Should he offer to say the rosary twice over every night for as long as he lived if Selena was returned safely? Danny decided not to make the offer. “You don’t make deals with the Almighty,” his father had once told him. Sherman held up his hand. The party halted, hands on guns, waiting while the lieutenant angled off to the right. He was back in a moment.
“Only some Digger squaws,” he said. “No use questioning them, they’ll tell us nothing.”
As they went on, Sutton saw a number of Indian women in a nearby meadow. They had work baskets suspended from their backs, held on by thongs of leather across their foreheads.
“Gathering plant seeds,” Sherman said. “They mix the seeds with pounded acorns and grasshoppers for bread.”
Sutton grimaced but noted that the younger squaws were quite attractive with their firm bare breasts and slender legs.
“Ho, lieutenant. Look here.” It was Doc Braithewaite.
“Stay where you are, all of you,” the lieutenant shouted when two of the men started to veer on toward the doctor. “I’ll take a look first.”
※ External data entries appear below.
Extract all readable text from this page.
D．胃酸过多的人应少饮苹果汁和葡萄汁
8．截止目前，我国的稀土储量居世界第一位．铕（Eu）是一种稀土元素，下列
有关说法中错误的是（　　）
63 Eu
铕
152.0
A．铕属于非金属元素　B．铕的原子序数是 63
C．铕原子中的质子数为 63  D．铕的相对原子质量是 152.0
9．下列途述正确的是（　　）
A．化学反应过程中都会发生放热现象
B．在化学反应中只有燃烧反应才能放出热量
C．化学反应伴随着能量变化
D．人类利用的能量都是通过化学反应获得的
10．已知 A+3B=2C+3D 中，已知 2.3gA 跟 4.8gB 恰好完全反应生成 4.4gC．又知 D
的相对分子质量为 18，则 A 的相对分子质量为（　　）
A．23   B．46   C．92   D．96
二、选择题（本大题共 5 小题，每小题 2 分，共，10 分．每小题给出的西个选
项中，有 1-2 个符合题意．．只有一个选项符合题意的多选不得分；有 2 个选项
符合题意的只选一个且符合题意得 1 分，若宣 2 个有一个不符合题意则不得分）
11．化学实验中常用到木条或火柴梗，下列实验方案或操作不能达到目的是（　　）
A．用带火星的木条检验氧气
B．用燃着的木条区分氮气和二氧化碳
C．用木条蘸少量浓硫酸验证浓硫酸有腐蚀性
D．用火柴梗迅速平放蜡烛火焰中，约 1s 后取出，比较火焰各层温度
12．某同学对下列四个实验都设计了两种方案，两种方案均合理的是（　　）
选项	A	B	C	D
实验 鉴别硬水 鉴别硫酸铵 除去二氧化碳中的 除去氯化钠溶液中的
Sherman knelt beside Braithewaite to study the horse droppings. Farther on he discovered a single hoof print.
“The same shoe as before,” he said to Braithewaite. He signaled the men in. “We’re back on their trail,” he told them.
They returned to their horses and, as they mounted, Sutton saw a rider coming from the direction of Hangtown.
“It’s Jack Smith of Howard,” Braithewaite said when the man drew nearer.
“Any luck?” Sutton asked Smith as the rider reined to a halt.
“None.” Smith spoke more to the lieutenant than to Sutton. “I rode through the diggings to the east. They haven’t seen hide nor hair of them. I even went by Varner’s place. Nobody there ‘cept him and his dog.”
Sutton nodded. “We lost their trail but now we’re onto it again,” he said. “Thanks to
Lieutenant . . .” He turned to the army officer. “What did you say your name was, sir?” he asked.
“Sherman. William Tecumseh Sherman.”
Rosita and Ramon rode slowly up a creek into a ravine where crags rose on both sides of the trail and an occasional stunted pine grew among the rocks. They stopped near a freshet, watered their horses, then hobbled and muzzled them. Following Joaquin’s orders, they had thrown off their pursuers on the mesa. Now they prepared to wait for his return, their flanks and rear protected by the high hills on both sides of their camp.
After they ate, Rosita splashed through the creek and began climbing the bank on the far side. Ramon took his rifle and zigzagged his way up the near slope. When he reached an uptilted shelf of rock he lay prone with his body concealed behind a jumble of boulders.
Below Ramon, the valley narrowed like a funnel as it entered the ravine. He was in a good spot. He looked along the sights of his rifle to the creek bed directly beneath him, then slowly swung the gun up past the scattered boulders in the ravine to a pine grove at its entrance. Far beyond the pines lay Hangtown.
He waited. He saw Rosita scanning the trail from her hiding place among the rocks fifty yards across from him. Suddenly she tensed. When he followed her gaze back along the trail he saw a wisp of dust in the distance. The dust grew to a cloud.
Not Joaquin then. From the size of the dust cloud he knew there must be at least eight riders. He smiled to himself. He and Rosita could hold this position against a hundred, at least till dark. And then they would slip away.
He watched the riders approach at a lope and, as they drew closer, recognized the blue U.S. army uniform of the lead horseman. Ramon felt his heart pound in his chest. His brother, Jorge, had been one of los ninos killed fighting the Americans at Chapultepec. Jorge had been sixteen.
How had their pursuers found them? Ramon wondered. He had clouded their trail well. He frowned. Joaquin, when he came, would be angry. Ramon shrugged. Time for that later.